Collecting more profits from green electricity will likely yield much less returns.

Collecting more profits from green electricity will likely yield much less returns.

The tax that energy producers have to pay on the profits they make from the electricity they generate from wind turbines and solar panels is far less efficient than expected. Minister Jetten (Climate and Energy) writes to the House of Representatives that the expected 1.8 billion euros for the state treasury will not be achieved in the remote possibility.

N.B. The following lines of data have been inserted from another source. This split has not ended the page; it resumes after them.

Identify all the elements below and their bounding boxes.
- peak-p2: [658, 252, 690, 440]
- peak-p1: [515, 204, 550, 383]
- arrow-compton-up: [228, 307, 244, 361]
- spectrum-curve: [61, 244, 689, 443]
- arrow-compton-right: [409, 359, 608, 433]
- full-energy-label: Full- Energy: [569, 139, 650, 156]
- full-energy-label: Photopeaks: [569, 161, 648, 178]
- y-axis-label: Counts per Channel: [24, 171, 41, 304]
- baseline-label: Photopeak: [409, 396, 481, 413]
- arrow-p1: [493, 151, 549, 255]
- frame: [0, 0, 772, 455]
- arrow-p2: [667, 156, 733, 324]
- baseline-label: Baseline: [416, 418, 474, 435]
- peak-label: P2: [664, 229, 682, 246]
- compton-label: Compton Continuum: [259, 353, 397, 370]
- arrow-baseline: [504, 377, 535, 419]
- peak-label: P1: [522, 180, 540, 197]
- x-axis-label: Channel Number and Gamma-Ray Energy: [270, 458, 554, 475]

The tax was designed to attract excess profits from energy producers. Due to the energy crisis and the associated rise in energy prices, they earn a disproportionately large amount from the electricity they produce sustainably, that is, without oil and gas.

Since the production costs of this green electricity did not increase, the cabinet found it logical for companies to pay profit taxes above a certain cap. European energy ministers also appreciated such a “solidarity contribution”.

“Annunciation to the Citizens”

So in November Jetten still assumed the tax would bring in 1.8 billion euros. But now energy prices have fallen sharply again. “These significantly lower prices are good news for citizens and companies, who will see their electricity costs come down,” Jetten told the room.

But it also means that many producers’ profits are again below the ceiling. As a result, the minister expects the tax not to exceed 100 to 200 million euros.

He relies on the Central Planning Office’s latest estimate. However, this amount is also uncertain, as experience has shown that electricity prices can fluctuate sharply in a short period of time.

Solidarity surcharge for green electricity generation should be applied until 30 June and will be applied retrospectively from 1 December 2022.